The finance minister also explained that barter trade with Iran, Afghanistan and Russia. Yemen and Sudan are on the list of priorities.

“Despite all the difficulties, external and internal, GDP growth of 0.29% is a realistic achievement and couldn’t have been better,” he said.

Higher international commodity prices (crude oil, edible oil, pulses etc), global supply disruptions, damages of major and minor crops due to flood, currency depreciation, administrative price adjustment and political uncertainty are major factors responsible for high inflation.

Lower imports hurt the Federal Board of Revenue’s (FBR) tax collection. Exports in Jul-May FY23 reached $25.4b as compared to $28.9 billion last year, down by 12.1%. Imports in Jul-May FY23 were restricted to $51.2b against $72.3b last year, showing a decline of 29.2%.

As of March 31, FY2023, however, the FBR has successfully registered 912,392 new taxpayers during the current year, exceeding the target of 700,000 new taxpayers.

The current account deficit for the period from July to April of FY2023 has significantly reduced by 76%, reaching $3.3 billion compared to $13.7 billion in the previous year. There are still two months remaining, providing an opportunity for further improvement.
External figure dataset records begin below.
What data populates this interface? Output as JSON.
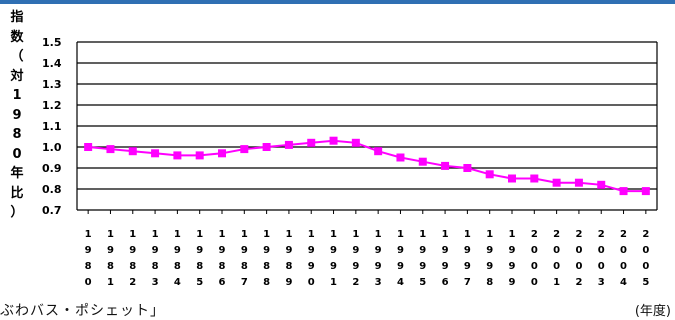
{
  "chart_data": {
    "type": "line",
    "ylabel": "指\n数\n（\n対\n1\n9\n8\n0\n年\n比\n）",
    "xunit": "(年度)",
    "ylim": [
      0.7,
      1.5
    ],
    "yticks": [
      "1.5",
      "1.4",
      "1.3",
      "1.2",
      "1.1",
      "1.0",
      "0.9",
      "0.8",
      "0.7"
    ],
    "grid": true,
    "categories": [
      "1980",
      "1981",
      "1982",
      "1983",
      "1984",
      "1985",
      "1986",
      "1987",
      "1988",
      "1989",
      "1990",
      "1991",
      "1992",
      "1993",
      "1994",
      "1995",
      "1996",
      "1997",
      "1998",
      "1999",
      "2000",
      "2001",
      "2002",
      "2003",
      "2004",
      "2005"
    ],
    "series": [
      {
        "color": "#ff00ff",
        "values": [
          1.0,
          0.99,
          0.98,
          0.97,
          0.96,
          0.96,
          0.97,
          0.99,
          1.0,
          1.01,
          1.02,
          1.03,
          1.02,
          0.98,
          0.95,
          0.93,
          0.91,
          0.9,
          0.87,
          0.85,
          0.85,
          0.83,
          0.83,
          0.82,
          0.79,
          0.79
        ]
      }
    ]
  },
  "footer": "ぶわバス・ポシェット」"
}
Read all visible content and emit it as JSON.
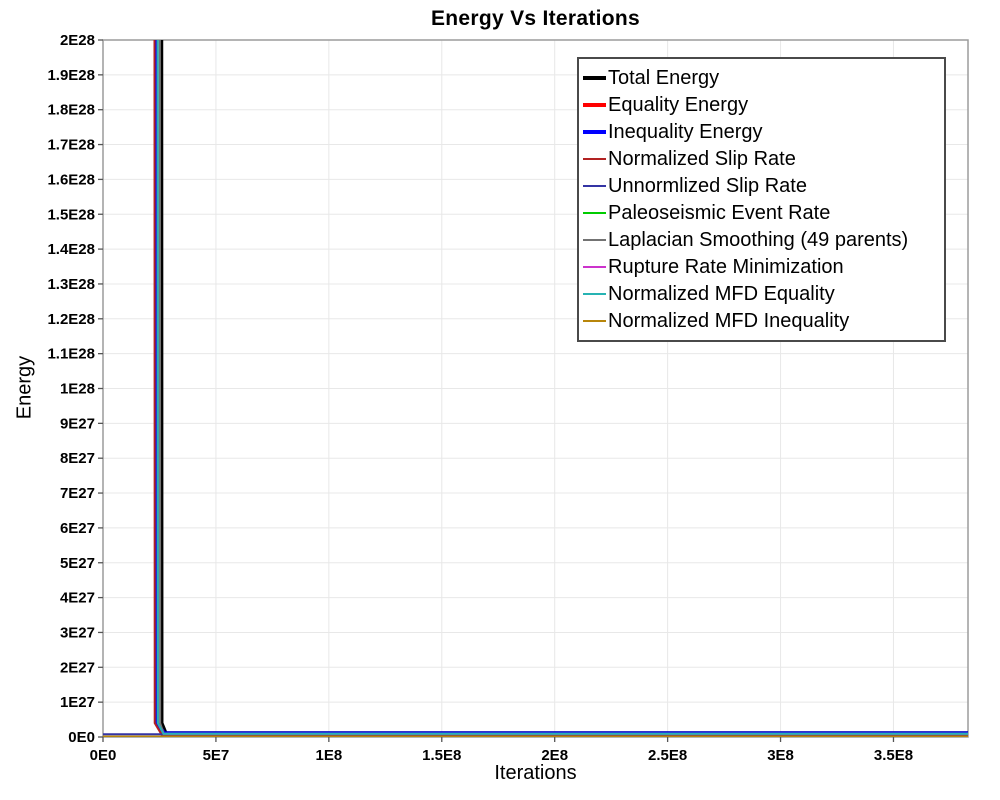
{
  "chart_data": {
    "type": "line",
    "title": "Energy Vs Iterations",
    "xlabel": "Iterations",
    "ylabel": "Energy",
    "xlim": [
      0,
      383000000
    ],
    "ylim": [
      0,
      2e+28
    ],
    "grid": true,
    "legend_position": "top-right-inside",
    "summary": "All energy series plunge from above the axis maximum (2E28) almost vertically to near zero at about 2.3E7 iterations and stay flat near zero thereafter; Unnormlized Slip Rate and Normalized MFD Inequality remain near zero for the whole range.",
    "x_ticks": [
      {
        "v": 0,
        "label": "0E0"
      },
      {
        "v": 50000000,
        "label": "5E7"
      },
      {
        "v": 100000000,
        "label": "1E8"
      },
      {
        "v": 150000000,
        "label": "1.5E8"
      },
      {
        "v": 200000000,
        "label": "2E8"
      },
      {
        "v": 250000000,
        "label": "2.5E8"
      },
      {
        "v": 300000000,
        "label": "3E8"
      },
      {
        "v": 350000000,
        "label": "3.5E8"
      }
    ],
    "y_ticks": [
      {
        "v": 0,
        "label": "0E0"
      },
      {
        "v": 1e+27,
        "label": "1E27"
      },
      {
        "v": 2e+27,
        "label": "2E27"
      },
      {
        "v": 3e+27,
        "label": "3E27"
      },
      {
        "v": 4e+27,
        "label": "4E27"
      },
      {
        "v": 5e+27,
        "label": "5E27"
      },
      {
        "v": 6e+27,
        "label": "6E27"
      },
      {
        "v": 7e+27,
        "label": "7E27"
      },
      {
        "v": 8e+27,
        "label": "8E27"
      },
      {
        "v": 9e+27,
        "label": "9E27"
      },
      {
        "v": 1e+28,
        "label": "1E28"
      },
      {
        "v": 1.1e+28,
        "label": "1.1E28"
      },
      {
        "v": 1.2e+28,
        "label": "1.2E28"
      },
      {
        "v": 1.3e+28,
        "label": "1.3E28"
      },
      {
        "v": 1.4e+28,
        "label": "1.4E28"
      },
      {
        "v": 1.5e+28,
        "label": "1.5E28"
      },
      {
        "v": 1.6e+28,
        "label": "1.6E28"
      },
      {
        "v": 1.7e+28,
        "label": "1.7E28"
      },
      {
        "v": 1.8e+28,
        "label": "1.8E28"
      },
      {
        "v": 1.9e+28,
        "label": "1.9E28"
      },
      {
        "v": 2e+28,
        "label": "2E28"
      }
    ],
    "style": {
      "background": "#ffffff",
      "grid_color": "#e8e8e8",
      "plot_border": "#9c9c9c",
      "tick_color": "#555555",
      "text_color": "#000000",
      "legend_border": "#4a4a4a"
    },
    "series": [
      {
        "name": "Total Energy",
        "color": "#000000",
        "width": 3.5,
        "x": [
          25900000,
          26000000,
          27800000,
          383000000
        ],
        "y": [
          2e+28,
          4e+26,
          1.15e+26,
          1.15e+26
        ]
      },
      {
        "name": "Equality Energy",
        "color": "#ff0000",
        "width": 3.5,
        "x": [
          23800000,
          23900000,
          27000000,
          383000000
        ],
        "y": [
          2e+28,
          4e+26,
          1e+26,
          1e+26
        ]
      },
      {
        "name": "Inequality Energy",
        "color": "#0000ff",
        "width": 3.5,
        "x": [
          23800000,
          23900000,
          27200000,
          383000000
        ],
        "y": [
          2e+28,
          4e+26,
          1.1e+26,
          1.1e+26
        ]
      },
      {
        "name": "Normalized Slip Rate",
        "color": "#b22222",
        "width": 2,
        "x": [
          22800000,
          22900000,
          26000000,
          383000000
        ],
        "y": [
          2e+28,
          4e+26,
          6e+25,
          6e+25
        ]
      },
      {
        "name": "Unnormlized Slip Rate",
        "color": "#3434a4",
        "width": 2,
        "x": [
          0,
          383000000
        ],
        "y": [
          8e+25,
          8e+25
        ]
      },
      {
        "name": "Paleoseismic Event Rate",
        "color": "#00cc00",
        "width": 2,
        "x": [
          24200000,
          24300000,
          26800000,
          383000000
        ],
        "y": [
          2e+28,
          4e+26,
          9.5e+25,
          9.5e+25
        ]
      },
      {
        "name": "Laplacian Smoothing (49 parents)",
        "color": "#737373",
        "width": 2,
        "x": [
          25200000,
          25300000,
          26900000,
          383000000
        ],
        "y": [
          2e+28,
          4e+26,
          9e+25,
          9e+25
        ]
      },
      {
        "name": "Rupture Rate Minimization",
        "color": "#cc33cc",
        "width": 2,
        "x": [
          24200000,
          24300000,
          26800000,
          383000000
        ],
        "y": [
          2e+28,
          4e+26,
          9.5e+25,
          9.5e+25
        ]
      },
      {
        "name": "Normalized MFD Equality",
        "color": "#26b3b3",
        "width": 2,
        "x": [
          24200000,
          24300000,
          26800000,
          383000000
        ],
        "y": [
          2e+28,
          4e+26,
          9.5e+25,
          9.5e+25
        ]
      },
      {
        "name": "Normalized MFD Inequality",
        "color": "#b8860b",
        "width": 2,
        "x": [
          0,
          383000000
        ],
        "y": [
          1.5e+25,
          1.5e+25
        ]
      }
    ]
  }
}
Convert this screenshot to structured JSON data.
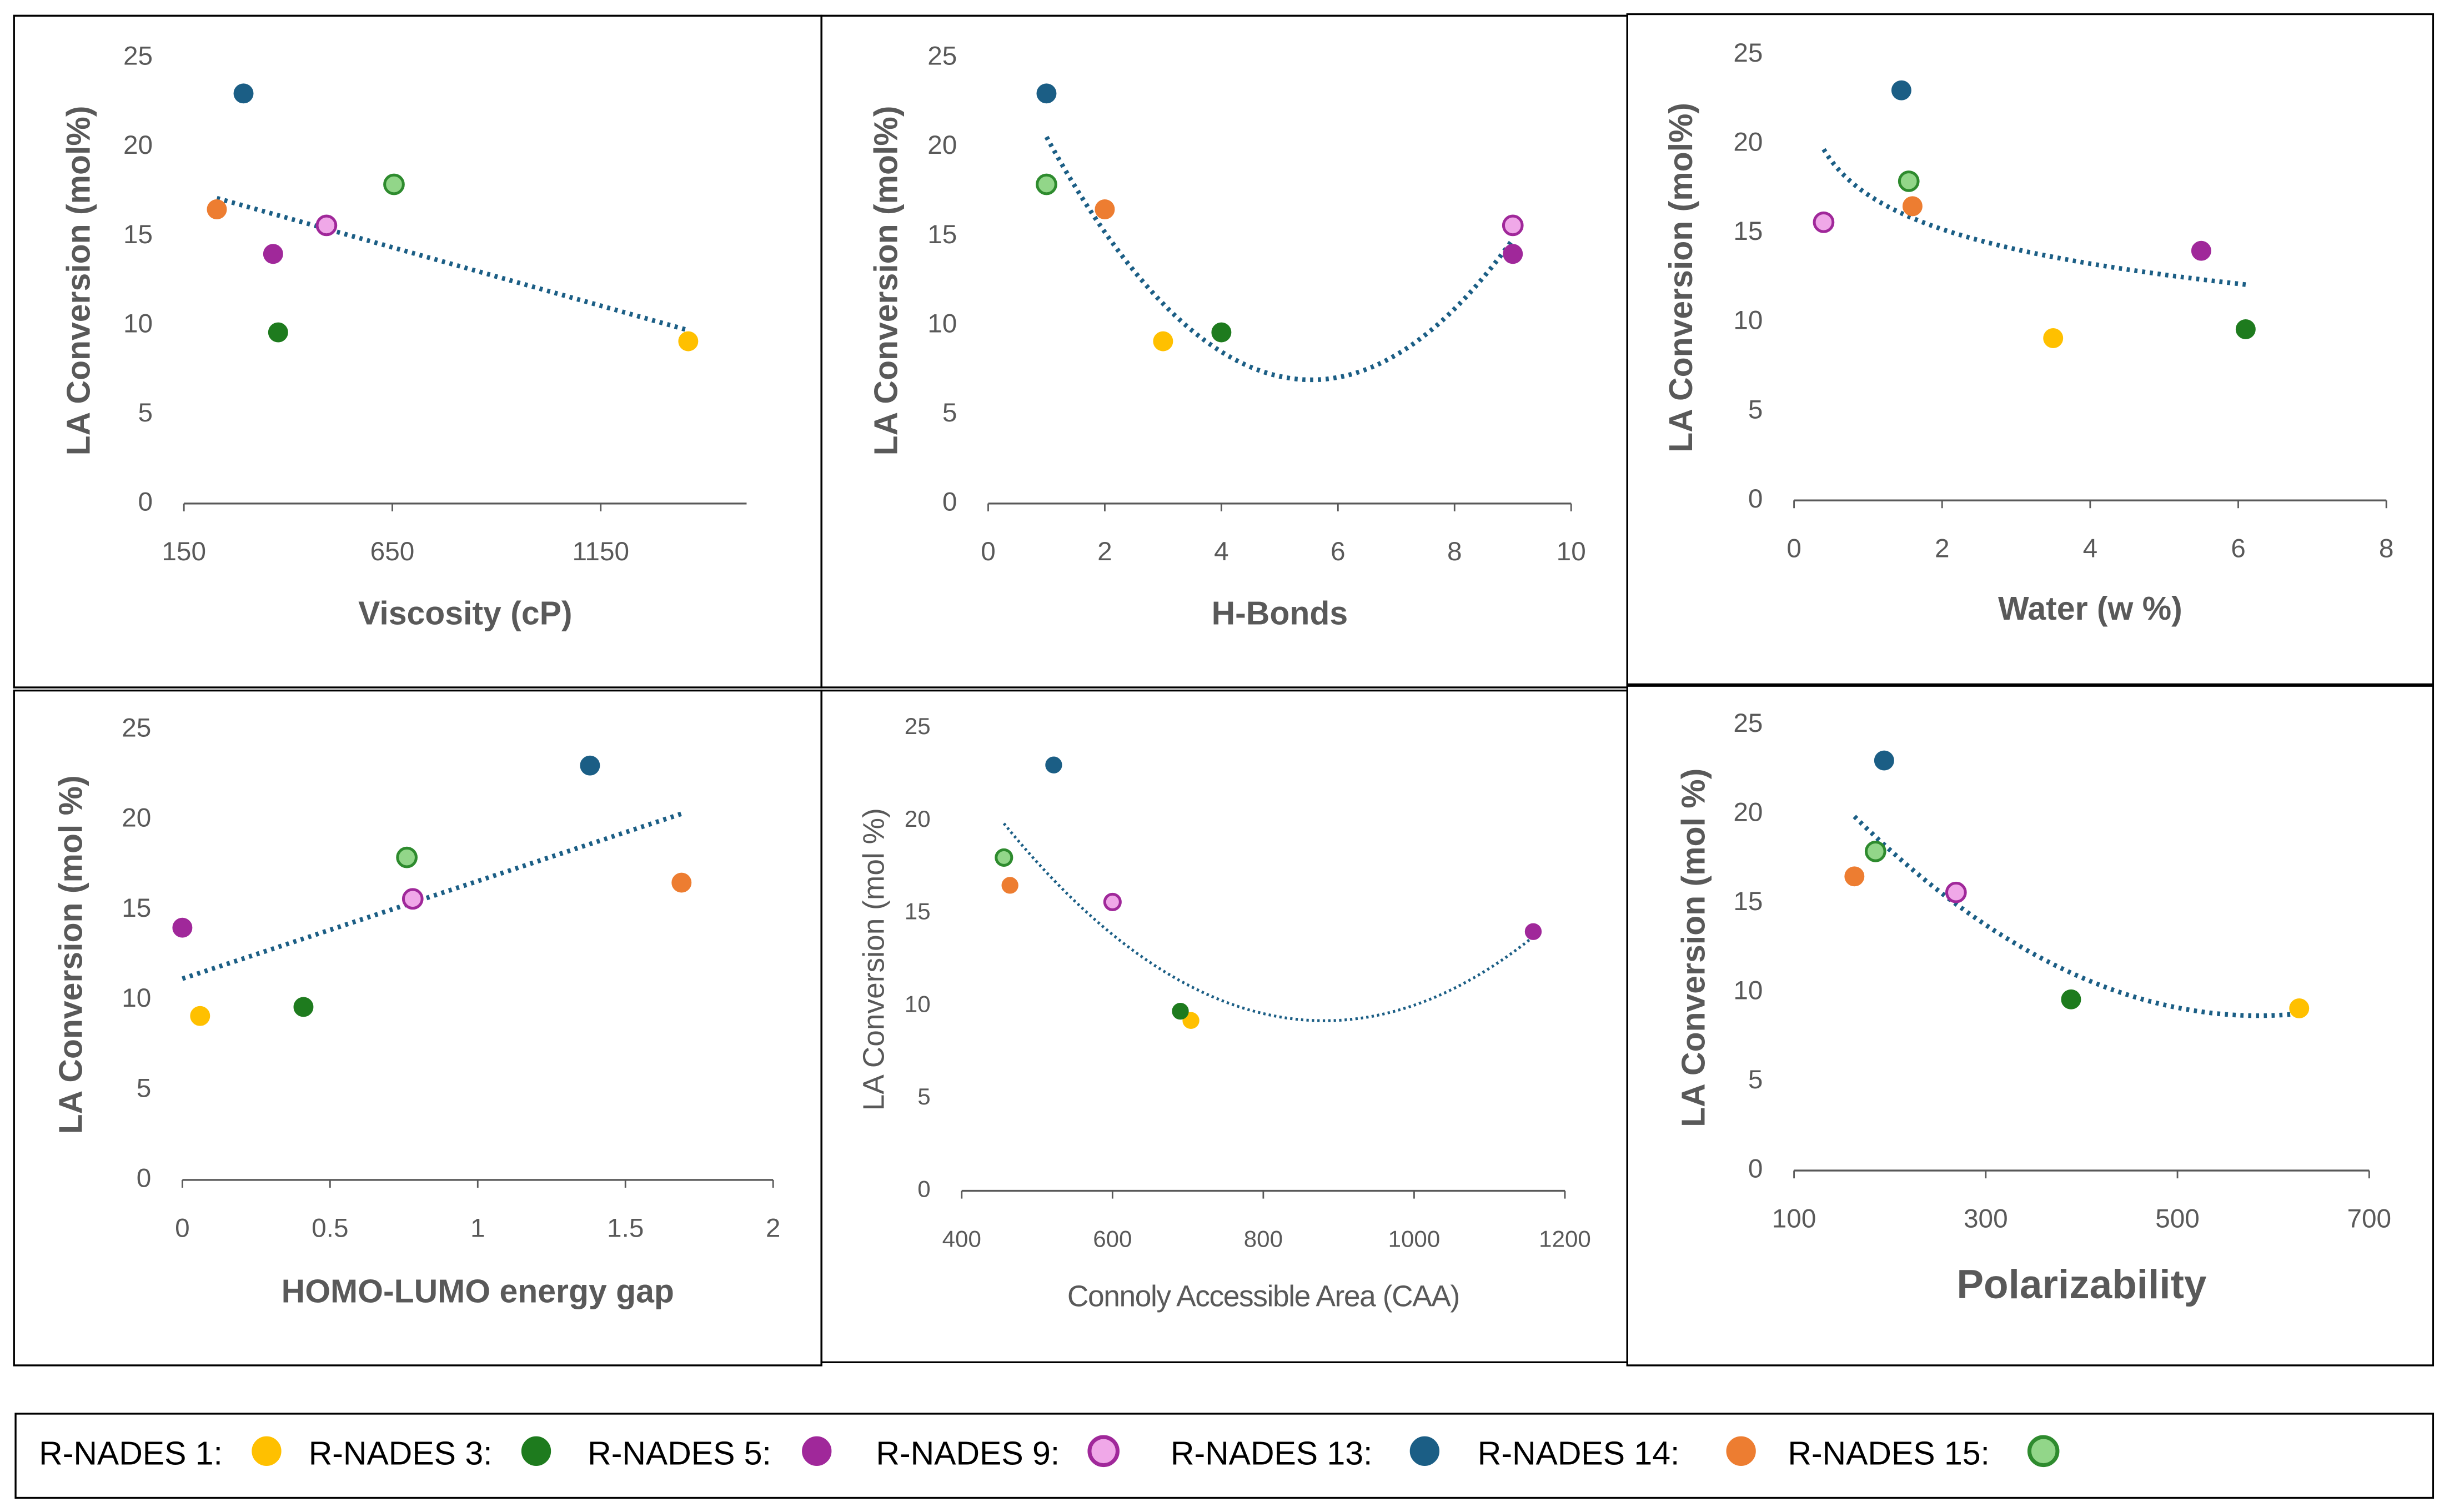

Due to various factors such as the situation in Ukraine, the impact of Covid-19, and financial instability, remittances for the period of July to April in FY2023 amounted to $22.7 billion, showing a contraction of 13.0% compared to $26.1 billion in the previous year. This decline can be attributed primarily to reduced business activity, inflationary pressures in host countries, and the relaxation of travel restrictions.

Public Sector Development Programme (PSDP) will cross Rs1.15 trillion next year. Development expenditure Rs1001 (1 trillion) crossed in PMLN government. with PSDP, economic activity booms. Provinces are now free to spend on development. GDP projection for next year will be achieved and work on SDGs will improve significantly.

Federal Planning Minister Ahsan Iqbal said the development budget has been increased by 100%. “FY23 was a year of force majeure, when economic numbers could not be compared with targets.

The higher education budget was increased from Rs26b to Rs60b in two years, which is directly linked with our youth development,” he said.

IT exports are expected to reach $4.5 billion next year from this year’s $2.5 billion, for which incentives will be provided. The government is focusing on creating a holistic digital ecosystem with infrastructure and institutional frameworks for the rapid delivery of innovative digital services.

To ensure the availability of affordable energy, the government has set the target to enhance the share of green energy to 20% in 2025 and 30% in 2030. The government is stressing on energy efficiency and conservation and is estimated to save primary energy up to 10-15%.